6 thoughts on “CAFC Denies Joint Infringement Claim and Maps Out Infringement Avoidance Schemes

  1. 6

    Dennis — the punchline is missing at the end of the first paragraph. Let me guess: “a payee’s agent, an ATM network, and a financial institution” walk into a bar. The bartender says to the ATM network, “are you looking for work?” The ATM network says, “sure! I’d love to help you sell booze!” The financial institution says, “he can’t help you, I need him.” The payee’s agent says, “just give me a drink!”

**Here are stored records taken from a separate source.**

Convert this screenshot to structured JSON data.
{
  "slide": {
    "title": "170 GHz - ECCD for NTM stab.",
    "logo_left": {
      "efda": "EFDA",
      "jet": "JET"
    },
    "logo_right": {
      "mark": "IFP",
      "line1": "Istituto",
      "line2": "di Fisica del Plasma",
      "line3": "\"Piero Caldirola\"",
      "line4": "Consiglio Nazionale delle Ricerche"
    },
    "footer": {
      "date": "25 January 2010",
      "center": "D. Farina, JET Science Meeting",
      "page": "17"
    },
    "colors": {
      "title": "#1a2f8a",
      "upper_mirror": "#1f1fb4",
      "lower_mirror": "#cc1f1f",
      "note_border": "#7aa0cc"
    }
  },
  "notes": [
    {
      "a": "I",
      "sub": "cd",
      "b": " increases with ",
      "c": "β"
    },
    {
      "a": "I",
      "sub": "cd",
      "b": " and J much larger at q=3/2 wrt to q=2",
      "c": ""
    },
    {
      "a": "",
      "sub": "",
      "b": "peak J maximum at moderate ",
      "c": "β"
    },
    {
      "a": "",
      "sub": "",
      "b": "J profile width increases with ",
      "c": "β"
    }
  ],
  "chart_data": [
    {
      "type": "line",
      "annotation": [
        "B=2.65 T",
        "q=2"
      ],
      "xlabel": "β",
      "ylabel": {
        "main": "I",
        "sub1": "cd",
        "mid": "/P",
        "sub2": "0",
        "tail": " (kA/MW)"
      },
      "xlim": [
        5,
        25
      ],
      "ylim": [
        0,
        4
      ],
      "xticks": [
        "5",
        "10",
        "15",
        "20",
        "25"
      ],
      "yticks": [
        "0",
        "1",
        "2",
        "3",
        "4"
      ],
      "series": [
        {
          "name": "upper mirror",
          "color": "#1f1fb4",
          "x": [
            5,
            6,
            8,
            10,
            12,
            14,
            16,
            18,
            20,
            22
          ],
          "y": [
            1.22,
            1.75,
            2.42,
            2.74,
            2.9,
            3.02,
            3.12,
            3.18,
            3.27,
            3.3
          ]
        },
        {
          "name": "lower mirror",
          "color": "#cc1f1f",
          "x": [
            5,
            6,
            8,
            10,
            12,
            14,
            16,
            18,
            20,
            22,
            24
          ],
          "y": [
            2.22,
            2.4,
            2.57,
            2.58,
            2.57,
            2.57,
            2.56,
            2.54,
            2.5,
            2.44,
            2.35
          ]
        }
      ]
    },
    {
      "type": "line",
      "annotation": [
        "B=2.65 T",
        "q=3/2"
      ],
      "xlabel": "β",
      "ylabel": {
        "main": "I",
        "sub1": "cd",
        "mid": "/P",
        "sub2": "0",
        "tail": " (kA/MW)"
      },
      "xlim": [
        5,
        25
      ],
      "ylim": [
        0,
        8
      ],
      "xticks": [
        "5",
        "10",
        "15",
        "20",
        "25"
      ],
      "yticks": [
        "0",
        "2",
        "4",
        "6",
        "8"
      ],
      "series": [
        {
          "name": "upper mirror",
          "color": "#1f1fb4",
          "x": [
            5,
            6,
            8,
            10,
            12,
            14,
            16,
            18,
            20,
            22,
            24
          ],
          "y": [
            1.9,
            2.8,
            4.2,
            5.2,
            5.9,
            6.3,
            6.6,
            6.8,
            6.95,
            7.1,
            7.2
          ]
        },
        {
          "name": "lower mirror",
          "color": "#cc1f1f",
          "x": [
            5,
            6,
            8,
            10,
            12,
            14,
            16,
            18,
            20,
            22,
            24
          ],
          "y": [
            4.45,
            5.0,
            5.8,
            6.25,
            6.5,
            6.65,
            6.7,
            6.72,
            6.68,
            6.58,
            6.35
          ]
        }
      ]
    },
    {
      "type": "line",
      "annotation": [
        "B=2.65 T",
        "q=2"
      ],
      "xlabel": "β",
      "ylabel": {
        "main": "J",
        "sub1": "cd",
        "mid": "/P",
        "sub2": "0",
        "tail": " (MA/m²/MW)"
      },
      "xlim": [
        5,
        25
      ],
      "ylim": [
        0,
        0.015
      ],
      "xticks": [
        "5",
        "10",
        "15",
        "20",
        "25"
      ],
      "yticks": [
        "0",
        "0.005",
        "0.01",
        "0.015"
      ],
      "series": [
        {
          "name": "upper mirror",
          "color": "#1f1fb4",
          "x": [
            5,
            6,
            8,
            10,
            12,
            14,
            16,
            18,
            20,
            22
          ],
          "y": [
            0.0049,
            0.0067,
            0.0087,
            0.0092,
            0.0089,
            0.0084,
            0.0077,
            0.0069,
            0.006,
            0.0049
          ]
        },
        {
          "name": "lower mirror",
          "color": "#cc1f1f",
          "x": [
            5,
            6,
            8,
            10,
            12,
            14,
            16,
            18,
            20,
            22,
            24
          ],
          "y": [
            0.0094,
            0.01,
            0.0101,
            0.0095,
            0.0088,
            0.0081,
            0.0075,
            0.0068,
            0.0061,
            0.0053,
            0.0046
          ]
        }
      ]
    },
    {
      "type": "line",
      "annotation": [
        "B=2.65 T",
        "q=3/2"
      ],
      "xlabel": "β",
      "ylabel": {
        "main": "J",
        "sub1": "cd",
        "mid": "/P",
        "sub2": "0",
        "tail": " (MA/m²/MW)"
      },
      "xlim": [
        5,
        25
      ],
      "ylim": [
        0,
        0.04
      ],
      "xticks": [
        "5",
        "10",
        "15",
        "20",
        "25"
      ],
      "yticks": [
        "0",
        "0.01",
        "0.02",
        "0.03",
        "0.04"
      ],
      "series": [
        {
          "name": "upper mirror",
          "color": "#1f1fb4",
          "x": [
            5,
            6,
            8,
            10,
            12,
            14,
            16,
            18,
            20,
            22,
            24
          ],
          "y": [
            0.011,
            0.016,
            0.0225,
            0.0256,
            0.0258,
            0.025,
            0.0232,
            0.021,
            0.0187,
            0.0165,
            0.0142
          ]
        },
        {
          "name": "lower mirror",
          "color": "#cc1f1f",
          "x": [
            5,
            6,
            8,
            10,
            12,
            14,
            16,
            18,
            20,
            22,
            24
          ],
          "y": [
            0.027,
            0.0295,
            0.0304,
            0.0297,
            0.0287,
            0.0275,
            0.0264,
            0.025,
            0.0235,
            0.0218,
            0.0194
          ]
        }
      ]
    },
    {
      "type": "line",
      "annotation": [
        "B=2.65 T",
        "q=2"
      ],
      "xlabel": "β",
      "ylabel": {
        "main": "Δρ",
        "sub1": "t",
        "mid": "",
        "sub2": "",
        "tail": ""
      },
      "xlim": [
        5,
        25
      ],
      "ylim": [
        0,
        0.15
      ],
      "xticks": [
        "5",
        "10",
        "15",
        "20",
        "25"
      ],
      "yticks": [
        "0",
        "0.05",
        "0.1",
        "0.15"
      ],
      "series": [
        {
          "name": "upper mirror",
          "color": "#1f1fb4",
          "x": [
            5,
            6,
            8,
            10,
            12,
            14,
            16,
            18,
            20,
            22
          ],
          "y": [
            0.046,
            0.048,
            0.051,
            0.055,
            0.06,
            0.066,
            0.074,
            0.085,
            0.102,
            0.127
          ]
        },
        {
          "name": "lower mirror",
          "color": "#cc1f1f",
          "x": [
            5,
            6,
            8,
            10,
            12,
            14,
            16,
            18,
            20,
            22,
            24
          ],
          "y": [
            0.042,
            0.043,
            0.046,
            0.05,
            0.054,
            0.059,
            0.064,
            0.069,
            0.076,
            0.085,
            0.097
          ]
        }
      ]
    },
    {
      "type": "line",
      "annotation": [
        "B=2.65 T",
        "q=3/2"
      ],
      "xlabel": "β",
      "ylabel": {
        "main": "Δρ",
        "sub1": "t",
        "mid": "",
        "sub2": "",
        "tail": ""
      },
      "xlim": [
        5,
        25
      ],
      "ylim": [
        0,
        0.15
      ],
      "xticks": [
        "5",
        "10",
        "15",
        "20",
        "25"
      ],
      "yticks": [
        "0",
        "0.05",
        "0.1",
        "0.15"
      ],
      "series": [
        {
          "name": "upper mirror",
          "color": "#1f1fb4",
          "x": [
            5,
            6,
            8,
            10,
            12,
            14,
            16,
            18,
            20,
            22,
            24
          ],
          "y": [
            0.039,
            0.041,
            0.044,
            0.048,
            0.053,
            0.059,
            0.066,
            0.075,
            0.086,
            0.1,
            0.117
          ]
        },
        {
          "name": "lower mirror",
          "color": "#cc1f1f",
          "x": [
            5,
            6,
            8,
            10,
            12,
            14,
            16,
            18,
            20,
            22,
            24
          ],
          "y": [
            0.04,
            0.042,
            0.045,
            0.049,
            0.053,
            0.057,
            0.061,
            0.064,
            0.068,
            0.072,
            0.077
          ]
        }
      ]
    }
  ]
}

    Its funny cause it’s true.

  2. 5

    Dennis, you should provide a cite for your “conspiratorial infringement” cause of action, in case a court wants to pick up on it.

  3. 4

    The statement “BMC would like to hold ATM networks liable even though their actions do not involve any novel part of BMC’s invention” appears to be irrelevant to the rationale of the actual decision. The decision did not rely on novelty, or the lack thereof, of any particular claimed step to reach its decision. While this line of reasoning may implicitly be a basis for the holding, and also has relevance to the extraterritorial infringement and patent exhaustion contexts, the CAFC did not make it explicit, which is unfortunate for courts and practitioners seeking clarity in these areas.

  4. 3

    So does this mean that a company that wants to practice a patented method could in some cases establish separate corporate subsidiaries to each perform only part of the method, having arms-length agreement between them (and with the parent?), and thereby avoid infringement? If so, this is brilliant.

  5. 2

    Who has proposed the “conspiratorial infringement” cause of action? You, Crouch? Where? Link? I think it’s absolutely terrible to propose further patent infringement liability. Things are bad enough.

  6. 1

    How does this holding impact the patent in LCA v Metabolite? The patent in that case had joint-actor claims, with some steps performed by the lab and others performed by the doctors.